La conjoncture financière n'est toutefois guère favorable. Le service de la dette africaine a été estimé à 12-14 milliards de dollars lors de la Conférence économique d'Abuja (Nigeria) et les politiques « d'ajustement » sont mal supportées : la Zambie a abandonné son programme d'austérité, alors que la Côte-d'Ivoire, pays « modèle », n'est plus en mesure de faire face aux échéances. Le rôle de l'État est au centre des débats économiques, mais deux faits demeurent : la baisse des recettes provenant des exportations n'a pas été enrayée et les aléas climatiques ont encore affecté durement la Namibie, le Mozambique ainsi que le Mali, le Niger et l'Éthiopie. Vivement alarmé par la progression du Sida en Afrique centrale et orientale, où 10 p. 100 de la population des grandes villes sont séro-positifs, le premier Congrès des hommes de science africains, réuni sous l'égide de l'Unesco à Brazzaville, est peut-être porteur d'espoir.

Alain Dubresson

Amérique du Nord

Canada

Avec la disparition de René Lévesque, le 1er novembre, une page de l'histoire du Canada et du Québec est-elle définitivement tournée ? On peut le croire ; surtout depuis l'été, quand le principe de l'adhésion de la « Belle Province » à la Constitution canadienne a été définitivement acquis. Fort d'une bonne santé économique, le pays semble se tourner encore un peu plus vers sa vocation nord-américaine. Le 6 octobre, après seize mois de négociations acharnées, le Canada et les États-Unis ont décidé de libéraliser définitivement leurs échanges en éliminant avant dix ans tous les droits de douane existant entre eux.
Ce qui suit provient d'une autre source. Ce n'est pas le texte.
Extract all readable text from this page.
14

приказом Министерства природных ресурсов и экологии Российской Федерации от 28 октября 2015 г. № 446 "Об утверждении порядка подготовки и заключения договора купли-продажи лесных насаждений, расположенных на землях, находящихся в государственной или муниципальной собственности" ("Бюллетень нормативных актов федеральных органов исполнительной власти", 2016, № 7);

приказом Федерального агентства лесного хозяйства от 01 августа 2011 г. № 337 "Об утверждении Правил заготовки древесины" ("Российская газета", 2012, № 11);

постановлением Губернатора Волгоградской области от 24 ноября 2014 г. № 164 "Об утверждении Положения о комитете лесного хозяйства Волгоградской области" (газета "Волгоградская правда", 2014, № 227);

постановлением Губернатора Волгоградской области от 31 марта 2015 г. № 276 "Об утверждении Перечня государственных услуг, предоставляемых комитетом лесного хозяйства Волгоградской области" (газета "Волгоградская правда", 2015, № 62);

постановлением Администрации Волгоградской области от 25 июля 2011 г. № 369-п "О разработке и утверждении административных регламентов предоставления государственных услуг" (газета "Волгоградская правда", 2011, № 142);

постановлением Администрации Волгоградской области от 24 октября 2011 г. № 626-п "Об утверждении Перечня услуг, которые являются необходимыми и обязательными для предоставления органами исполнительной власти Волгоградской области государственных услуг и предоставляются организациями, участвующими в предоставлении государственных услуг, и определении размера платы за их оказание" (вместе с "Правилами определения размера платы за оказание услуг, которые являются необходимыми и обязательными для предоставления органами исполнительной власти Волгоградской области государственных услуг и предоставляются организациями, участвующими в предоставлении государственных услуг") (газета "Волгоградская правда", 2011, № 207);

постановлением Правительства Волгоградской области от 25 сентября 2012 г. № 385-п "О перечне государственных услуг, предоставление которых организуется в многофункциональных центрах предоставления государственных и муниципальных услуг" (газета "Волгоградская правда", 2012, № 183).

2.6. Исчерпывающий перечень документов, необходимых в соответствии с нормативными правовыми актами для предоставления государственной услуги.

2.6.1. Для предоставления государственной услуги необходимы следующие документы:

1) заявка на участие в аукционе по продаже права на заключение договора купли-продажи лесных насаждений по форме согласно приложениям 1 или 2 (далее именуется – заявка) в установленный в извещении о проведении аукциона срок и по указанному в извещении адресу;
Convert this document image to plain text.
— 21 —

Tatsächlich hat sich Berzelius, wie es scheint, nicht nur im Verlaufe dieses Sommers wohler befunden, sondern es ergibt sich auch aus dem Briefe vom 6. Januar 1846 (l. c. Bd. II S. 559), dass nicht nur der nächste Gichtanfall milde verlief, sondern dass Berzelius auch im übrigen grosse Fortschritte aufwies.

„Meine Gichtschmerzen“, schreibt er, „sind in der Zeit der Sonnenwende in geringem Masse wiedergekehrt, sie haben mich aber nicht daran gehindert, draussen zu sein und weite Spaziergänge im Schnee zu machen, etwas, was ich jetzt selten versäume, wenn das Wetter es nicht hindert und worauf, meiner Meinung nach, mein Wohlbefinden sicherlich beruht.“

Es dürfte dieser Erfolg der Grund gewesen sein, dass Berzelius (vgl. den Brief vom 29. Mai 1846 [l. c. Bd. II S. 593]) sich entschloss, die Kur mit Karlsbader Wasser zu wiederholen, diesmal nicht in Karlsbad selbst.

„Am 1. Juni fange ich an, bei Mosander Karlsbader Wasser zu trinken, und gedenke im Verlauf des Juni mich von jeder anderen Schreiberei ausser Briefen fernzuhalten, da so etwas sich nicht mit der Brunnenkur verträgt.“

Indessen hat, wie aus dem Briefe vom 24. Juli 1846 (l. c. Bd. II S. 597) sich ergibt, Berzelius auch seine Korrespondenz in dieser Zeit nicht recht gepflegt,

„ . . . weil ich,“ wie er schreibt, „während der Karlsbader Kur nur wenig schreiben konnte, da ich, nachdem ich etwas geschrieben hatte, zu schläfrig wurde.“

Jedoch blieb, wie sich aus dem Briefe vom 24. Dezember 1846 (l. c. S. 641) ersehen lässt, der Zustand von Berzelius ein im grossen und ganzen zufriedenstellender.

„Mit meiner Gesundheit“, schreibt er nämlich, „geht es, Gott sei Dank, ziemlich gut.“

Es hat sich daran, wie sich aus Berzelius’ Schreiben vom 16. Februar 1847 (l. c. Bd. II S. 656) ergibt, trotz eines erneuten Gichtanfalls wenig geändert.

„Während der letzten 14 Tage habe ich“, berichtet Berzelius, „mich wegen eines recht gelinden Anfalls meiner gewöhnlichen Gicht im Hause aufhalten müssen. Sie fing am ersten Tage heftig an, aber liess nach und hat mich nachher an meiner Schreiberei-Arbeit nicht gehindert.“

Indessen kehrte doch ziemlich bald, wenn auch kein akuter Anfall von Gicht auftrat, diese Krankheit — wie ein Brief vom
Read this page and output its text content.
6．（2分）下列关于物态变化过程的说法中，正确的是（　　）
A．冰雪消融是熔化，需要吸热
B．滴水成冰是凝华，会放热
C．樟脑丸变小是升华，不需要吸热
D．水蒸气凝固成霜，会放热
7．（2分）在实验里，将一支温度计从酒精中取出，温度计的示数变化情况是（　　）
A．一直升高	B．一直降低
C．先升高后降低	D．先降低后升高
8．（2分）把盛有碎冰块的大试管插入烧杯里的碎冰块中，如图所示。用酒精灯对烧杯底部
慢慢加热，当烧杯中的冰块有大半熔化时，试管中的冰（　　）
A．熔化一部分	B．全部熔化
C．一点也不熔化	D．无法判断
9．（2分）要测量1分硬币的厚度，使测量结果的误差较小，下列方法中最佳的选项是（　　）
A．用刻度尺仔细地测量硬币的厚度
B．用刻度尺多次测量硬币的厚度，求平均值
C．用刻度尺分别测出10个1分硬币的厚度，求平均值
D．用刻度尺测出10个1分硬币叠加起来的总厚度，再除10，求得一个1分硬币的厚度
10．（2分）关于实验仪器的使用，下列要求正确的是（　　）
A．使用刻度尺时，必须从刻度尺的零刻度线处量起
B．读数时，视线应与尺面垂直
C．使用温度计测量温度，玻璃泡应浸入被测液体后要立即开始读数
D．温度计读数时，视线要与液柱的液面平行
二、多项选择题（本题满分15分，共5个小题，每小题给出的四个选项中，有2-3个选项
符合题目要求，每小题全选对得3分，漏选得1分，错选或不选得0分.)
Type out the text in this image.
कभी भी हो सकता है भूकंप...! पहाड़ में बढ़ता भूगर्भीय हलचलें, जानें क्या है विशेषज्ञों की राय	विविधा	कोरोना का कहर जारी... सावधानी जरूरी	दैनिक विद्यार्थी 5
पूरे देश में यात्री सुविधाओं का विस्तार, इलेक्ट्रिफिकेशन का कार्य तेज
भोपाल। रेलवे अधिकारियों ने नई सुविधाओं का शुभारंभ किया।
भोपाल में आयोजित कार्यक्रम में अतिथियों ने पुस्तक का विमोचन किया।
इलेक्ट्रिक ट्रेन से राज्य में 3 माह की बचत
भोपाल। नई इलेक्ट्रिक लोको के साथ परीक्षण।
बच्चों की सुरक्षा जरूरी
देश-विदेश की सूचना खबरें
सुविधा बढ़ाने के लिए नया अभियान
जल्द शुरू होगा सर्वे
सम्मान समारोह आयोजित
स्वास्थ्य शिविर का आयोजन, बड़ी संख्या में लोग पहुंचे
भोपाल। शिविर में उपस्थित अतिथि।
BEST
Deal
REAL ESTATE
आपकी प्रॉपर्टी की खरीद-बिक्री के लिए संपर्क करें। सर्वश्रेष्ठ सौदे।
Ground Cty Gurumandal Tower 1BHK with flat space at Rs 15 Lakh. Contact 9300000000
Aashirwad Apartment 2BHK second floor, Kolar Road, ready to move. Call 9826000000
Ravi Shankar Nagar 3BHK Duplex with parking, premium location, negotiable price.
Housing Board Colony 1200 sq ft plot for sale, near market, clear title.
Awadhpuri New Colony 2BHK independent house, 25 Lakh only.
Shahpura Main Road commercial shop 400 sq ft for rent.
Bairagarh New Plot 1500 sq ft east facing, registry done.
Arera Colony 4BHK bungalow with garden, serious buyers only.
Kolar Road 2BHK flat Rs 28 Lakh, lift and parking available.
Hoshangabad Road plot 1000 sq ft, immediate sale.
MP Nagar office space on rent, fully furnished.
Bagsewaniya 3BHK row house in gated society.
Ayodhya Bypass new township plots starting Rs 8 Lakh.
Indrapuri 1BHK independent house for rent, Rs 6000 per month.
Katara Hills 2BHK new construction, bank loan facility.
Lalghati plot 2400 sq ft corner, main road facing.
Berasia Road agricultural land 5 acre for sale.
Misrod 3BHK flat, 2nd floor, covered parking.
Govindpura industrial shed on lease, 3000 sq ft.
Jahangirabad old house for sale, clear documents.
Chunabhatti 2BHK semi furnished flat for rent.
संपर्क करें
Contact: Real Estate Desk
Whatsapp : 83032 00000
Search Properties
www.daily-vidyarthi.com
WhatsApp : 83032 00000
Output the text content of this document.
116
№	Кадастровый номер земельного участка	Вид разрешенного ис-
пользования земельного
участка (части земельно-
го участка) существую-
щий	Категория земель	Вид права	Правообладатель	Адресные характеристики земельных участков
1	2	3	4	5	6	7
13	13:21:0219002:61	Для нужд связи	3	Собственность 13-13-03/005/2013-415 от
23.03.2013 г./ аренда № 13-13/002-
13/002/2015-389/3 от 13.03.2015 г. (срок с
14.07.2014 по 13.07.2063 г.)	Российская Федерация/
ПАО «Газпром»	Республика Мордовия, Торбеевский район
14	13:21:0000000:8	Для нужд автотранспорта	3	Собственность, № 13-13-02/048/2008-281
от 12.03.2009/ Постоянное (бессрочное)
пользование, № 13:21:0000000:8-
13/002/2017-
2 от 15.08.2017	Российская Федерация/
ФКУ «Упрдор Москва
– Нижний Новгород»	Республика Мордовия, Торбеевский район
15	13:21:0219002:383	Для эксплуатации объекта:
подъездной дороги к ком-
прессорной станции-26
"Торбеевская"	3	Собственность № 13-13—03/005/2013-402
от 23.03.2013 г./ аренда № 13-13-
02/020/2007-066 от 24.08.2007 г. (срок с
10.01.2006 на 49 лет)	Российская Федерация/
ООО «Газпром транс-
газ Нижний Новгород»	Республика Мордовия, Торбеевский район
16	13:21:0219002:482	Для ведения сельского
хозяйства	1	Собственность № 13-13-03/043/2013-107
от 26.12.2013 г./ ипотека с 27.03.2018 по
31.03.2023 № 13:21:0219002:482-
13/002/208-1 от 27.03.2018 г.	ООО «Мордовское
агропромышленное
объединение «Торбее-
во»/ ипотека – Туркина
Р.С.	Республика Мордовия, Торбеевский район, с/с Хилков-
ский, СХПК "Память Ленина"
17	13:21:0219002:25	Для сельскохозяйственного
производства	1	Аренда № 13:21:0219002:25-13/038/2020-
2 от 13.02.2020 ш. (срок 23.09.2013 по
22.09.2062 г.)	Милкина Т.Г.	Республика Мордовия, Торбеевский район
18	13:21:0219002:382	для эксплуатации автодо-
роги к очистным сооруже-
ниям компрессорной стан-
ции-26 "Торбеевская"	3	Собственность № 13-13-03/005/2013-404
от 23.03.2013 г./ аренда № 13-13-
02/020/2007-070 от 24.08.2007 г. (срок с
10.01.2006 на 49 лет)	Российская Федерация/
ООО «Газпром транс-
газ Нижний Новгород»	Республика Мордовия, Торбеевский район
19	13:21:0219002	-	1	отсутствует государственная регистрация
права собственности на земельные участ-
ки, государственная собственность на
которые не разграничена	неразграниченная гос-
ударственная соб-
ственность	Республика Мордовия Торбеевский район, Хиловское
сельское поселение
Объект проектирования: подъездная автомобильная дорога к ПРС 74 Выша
Pourtant, le Premier ministre, Brian Mulroney, ne souhaite pas oublier la vocation mondiale du Canada. N'a-t-il pas décidé unilatéralement, au sommet francophone de septembre, d'effacer les dettes de sept pays africains ? Geste généreux... mais plutôt mal reçu par les Français soucieux de garder l'initiative sur le continent noir.

États-Unis

« En 1945, les États-Unis contrôlaient 40 p. 100 de l'économie mondiale ; aujourd'hui, cette part a diminué de moitié et, parallèlement, les engagements militaires se sont accrus. Ce déséquilibre menace notre sécurité sur le plan à la fois militaire et économique », écrivait cette année l'Atlantic Monthly. Si l'on se réfère aux énormes déficits de la balance commerciale et de la dette internationale américaine (254 milliards de dollars au mois de septembre), ce bilan n'est pas dépourvu d'objectivité. Des pans entiers de l'économie nationale sont absorbés par l'étranger : la prestigieuse maison d'édition Doubleday a été rachetée par le géant allemand Bertelsmann, les fameuses armes Smith and Wesson reprises par les Britanniques et les disques CBS vendus à Sony. Cette vague de rachats est accélérée par la baisse du dollar en dessous des 6 francs et surtout à 140 yens, contre 240 deux ans auparavant. La montée irrésistible du yen aboutit à une véritable colonisation de l'Oncle Sam par l'Empire du Levant : 10 milliards de dollars d'investissements nippons en un an. L'opinion a beau se raidir, condamner Toshiba, interdire à Fijitsu le rachat de Fairchild, rien n'y fait, et surtout pas les déclarations des responsables américains décidés à laisser flotter le dollar à la baisse comme moyen de réponse à l'affolement boursier du mois d'octobre.

Les hommes politiques en sont-ils réduits à subir le déclin ? La question se pose à propos de la fin de la présidence de Ronald Reagan : le champion du libéralisme est acculé à accepter une hausse des impôts et une réduction d'un déficit budgétaire qu'on a laissé filer jusqu'alors, contraint également de voir deux de ses candidats à la direction de la Cour suprême, les juges Bork et Ginsburg, récusés par l'opinion et par l'establishment.

Ces reculs de Ronald Reagan s'accompagnent d'une extraordinaire série d'échecs pour les candidats à sa succession : Gary Hart compromis dans une histoire d'alcôve, Joseph Biden accusé d'imposture, le « télévangéliste » Pat Robertson coupable d'immoralité... La liste est si longue qu'un autre postulant a pu dire avec humour : « nous sommes candidats à la présidence, pas à la sainteté ».